Israel Hentikan Pemberian Tunjangan bagi Napi Palestina

Parlemen Israel menyetujui undang-undang pembekuan pemberian dana bagi narapidana Palestina beserta keluarganya.
Persetujuan tersebut didapat usai Parlemen Israel Knesset melakukan pemungutan suara. Sebanyak 87 dari 120 anggota parlemen menyetujui usulan tersebut, hanya 15 yang menolak.
Dengan disetujui UU tersebut, Pemerintah Israel resmi mengurangi dan bahkan membekukan alokasi dana yang diberikan kepada warga Palestina yang ditahan atau terbunuh oleh tentara Israel. Dana itu diketahui berasal dari pajak yang dipungut Israel atas nama Otoritas Palestina.
Salah seorang anggota partai Arab di parlemen Israel, Jamal Zahalka, menentang habis pemberlakuan UU itu. Dia menyatakan, kebijakan tersebut sebagai tindakan tercela.
"Kalian telah melakukan pencurian terhadap warga Palestina," sebut Jamal seperti dikutip dari Al Jazeera, Selasa (3/7).
Sama seperti Jamal, seorang pejabat senior Palestina, Hanan Ashrawi, juga menunjukkan kemarahannya atas tindakan Israel menyetujui UU kontroversial itu.
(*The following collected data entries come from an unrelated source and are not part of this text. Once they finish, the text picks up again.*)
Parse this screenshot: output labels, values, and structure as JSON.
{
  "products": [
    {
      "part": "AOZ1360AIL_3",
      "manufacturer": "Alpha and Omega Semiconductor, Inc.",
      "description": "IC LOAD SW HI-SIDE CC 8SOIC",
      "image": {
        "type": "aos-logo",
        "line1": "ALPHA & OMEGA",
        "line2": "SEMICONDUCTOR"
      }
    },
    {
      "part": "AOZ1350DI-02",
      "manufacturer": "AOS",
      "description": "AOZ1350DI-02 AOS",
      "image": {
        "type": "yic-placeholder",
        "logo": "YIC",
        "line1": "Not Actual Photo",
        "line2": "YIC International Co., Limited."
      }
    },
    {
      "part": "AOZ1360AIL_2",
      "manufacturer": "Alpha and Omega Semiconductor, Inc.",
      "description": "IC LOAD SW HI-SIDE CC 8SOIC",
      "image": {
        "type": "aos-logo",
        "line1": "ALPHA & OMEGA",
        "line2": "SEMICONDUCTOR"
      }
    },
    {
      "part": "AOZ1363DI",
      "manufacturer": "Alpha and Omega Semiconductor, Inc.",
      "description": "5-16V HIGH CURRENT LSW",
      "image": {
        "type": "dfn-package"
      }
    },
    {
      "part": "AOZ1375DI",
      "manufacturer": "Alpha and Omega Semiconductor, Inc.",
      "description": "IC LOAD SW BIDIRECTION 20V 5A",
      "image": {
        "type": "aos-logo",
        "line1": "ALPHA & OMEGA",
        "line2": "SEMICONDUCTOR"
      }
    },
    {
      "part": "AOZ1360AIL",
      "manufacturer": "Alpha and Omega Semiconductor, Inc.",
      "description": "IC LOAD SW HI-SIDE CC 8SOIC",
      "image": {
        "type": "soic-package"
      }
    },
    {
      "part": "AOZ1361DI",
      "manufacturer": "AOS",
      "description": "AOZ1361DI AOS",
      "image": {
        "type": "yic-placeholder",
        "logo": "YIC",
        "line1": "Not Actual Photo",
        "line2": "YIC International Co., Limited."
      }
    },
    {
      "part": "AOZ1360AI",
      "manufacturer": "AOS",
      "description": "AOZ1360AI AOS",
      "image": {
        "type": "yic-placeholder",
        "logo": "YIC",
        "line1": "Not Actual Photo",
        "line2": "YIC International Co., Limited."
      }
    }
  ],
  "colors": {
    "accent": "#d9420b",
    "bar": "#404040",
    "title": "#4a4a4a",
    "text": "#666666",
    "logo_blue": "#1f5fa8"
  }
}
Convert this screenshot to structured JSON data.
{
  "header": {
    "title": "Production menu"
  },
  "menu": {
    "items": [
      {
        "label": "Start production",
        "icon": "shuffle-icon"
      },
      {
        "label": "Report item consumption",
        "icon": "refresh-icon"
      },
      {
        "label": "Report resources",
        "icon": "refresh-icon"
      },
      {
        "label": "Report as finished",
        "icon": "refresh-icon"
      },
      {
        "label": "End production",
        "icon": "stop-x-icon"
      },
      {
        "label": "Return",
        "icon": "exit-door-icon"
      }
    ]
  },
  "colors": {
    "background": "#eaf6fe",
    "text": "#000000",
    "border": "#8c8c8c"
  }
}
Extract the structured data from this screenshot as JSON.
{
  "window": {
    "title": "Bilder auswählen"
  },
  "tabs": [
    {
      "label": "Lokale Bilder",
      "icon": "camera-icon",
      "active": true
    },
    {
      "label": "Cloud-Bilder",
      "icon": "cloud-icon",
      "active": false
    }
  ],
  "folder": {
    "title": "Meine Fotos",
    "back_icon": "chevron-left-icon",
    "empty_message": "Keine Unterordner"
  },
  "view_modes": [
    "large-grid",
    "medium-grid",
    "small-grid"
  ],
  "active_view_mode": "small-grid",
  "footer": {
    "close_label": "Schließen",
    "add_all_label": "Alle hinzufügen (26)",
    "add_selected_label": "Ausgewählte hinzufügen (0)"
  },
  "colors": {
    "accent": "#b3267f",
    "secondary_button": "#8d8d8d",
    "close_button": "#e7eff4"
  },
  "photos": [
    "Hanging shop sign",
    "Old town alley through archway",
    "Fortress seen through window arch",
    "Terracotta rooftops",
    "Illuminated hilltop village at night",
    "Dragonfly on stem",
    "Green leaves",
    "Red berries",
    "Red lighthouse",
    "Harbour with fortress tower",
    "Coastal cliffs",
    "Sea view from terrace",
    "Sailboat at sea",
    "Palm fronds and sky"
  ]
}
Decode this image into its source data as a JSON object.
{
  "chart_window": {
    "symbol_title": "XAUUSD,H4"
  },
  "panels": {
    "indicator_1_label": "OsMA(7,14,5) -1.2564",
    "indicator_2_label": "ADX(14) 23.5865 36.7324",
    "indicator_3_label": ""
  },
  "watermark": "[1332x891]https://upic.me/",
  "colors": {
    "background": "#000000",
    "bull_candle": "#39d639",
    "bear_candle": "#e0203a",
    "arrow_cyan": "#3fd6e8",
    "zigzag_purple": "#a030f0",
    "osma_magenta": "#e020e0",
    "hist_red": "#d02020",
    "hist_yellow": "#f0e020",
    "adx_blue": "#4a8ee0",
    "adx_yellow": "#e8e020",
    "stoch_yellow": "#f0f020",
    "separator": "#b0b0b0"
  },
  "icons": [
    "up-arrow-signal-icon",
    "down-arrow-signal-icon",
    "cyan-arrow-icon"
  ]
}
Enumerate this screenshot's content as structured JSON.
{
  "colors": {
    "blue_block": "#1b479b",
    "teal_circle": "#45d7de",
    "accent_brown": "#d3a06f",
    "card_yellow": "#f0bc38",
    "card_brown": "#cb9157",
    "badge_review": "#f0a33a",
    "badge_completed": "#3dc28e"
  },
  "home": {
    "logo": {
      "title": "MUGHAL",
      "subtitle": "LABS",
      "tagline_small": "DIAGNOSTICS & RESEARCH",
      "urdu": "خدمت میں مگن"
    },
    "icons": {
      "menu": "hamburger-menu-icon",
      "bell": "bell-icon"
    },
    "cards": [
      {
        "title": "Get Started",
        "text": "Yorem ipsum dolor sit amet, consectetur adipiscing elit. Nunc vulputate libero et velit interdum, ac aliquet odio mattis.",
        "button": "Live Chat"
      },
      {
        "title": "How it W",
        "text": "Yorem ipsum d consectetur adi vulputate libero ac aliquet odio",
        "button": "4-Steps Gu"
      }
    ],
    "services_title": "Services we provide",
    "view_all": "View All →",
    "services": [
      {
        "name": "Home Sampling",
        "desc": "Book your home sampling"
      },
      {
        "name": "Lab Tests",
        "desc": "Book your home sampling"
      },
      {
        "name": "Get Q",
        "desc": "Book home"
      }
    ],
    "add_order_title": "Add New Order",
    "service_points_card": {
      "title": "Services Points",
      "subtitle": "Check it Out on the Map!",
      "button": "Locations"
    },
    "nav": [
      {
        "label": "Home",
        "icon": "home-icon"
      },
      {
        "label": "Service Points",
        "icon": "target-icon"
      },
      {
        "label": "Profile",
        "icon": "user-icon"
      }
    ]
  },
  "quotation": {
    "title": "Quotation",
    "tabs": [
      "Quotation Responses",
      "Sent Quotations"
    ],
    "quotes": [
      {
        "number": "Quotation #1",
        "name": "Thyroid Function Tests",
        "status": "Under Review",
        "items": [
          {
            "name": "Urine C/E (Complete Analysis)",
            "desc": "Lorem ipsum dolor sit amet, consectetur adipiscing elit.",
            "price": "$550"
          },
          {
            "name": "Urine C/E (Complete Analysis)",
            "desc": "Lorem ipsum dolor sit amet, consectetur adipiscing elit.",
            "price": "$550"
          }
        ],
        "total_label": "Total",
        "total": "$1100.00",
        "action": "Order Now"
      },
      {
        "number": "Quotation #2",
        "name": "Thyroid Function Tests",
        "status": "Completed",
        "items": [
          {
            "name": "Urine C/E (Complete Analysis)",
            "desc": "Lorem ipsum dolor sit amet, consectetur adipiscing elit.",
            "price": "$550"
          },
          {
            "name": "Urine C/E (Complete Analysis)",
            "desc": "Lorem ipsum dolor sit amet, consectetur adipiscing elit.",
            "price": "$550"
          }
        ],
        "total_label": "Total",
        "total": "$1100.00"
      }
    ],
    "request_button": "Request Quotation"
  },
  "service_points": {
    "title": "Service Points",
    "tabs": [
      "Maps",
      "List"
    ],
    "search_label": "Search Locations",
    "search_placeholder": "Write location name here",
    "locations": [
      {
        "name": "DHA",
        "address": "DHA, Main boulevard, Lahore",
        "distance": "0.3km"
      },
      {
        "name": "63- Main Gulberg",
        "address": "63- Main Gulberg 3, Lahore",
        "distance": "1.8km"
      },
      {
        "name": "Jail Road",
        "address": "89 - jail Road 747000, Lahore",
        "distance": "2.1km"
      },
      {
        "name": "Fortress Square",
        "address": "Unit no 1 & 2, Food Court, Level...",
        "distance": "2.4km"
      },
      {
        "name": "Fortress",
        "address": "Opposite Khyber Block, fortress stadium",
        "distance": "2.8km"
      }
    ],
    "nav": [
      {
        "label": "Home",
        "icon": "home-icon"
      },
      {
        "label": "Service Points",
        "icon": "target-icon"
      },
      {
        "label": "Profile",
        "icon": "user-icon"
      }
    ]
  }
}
"Ini bukan seperti perampokan di jalan raya, ini sudah seperti perompakan, mereka merompak dana Palestina, bukan mereka yang harus menentukan, jika kami merdeka kami tidak butuh dana mereka," ucap Hanan.
Disetujuinya UU tersebut dikhawatirkan memperburuk keuangan Palestina. Sebelum ini, Palestina terjerembab ke dalam jurang krisis keuangan setelah AS memotong bantuannya.

Pemerintah Israel telah lama merundingkan penghentian tunjangan bagi warga Palestina. Mereka berdalih, penghentian dilakukan untuk mencegah terjadinya kekerasan.
Padahal, dana tunjangan yang diberikan Israel berpengaruh bagi kelangsungan hidup sebanyak 35 ribu keluarga Palestina yang anggota keluarganya ditahan atau dibunuh tentara Israel.
Setiap tahun Israel mengalokasikan dana sebesar USD 330 juta atau setara dengan Rp 4,7 triliun untuk warga Palestina.
Kebijakan yang diambil Israel itu disetujui bertepatan dengan putusan Australia menghentikan bantuan langsung kepada Palestina. Negeri Kanguru menyebut, penghentian diambil demi mencegah penyelewengan dana yang semestinya dipakai untuk pembangunan kapasitas malah digunakan untuk melakukan tindakan politik berujung kekerasan.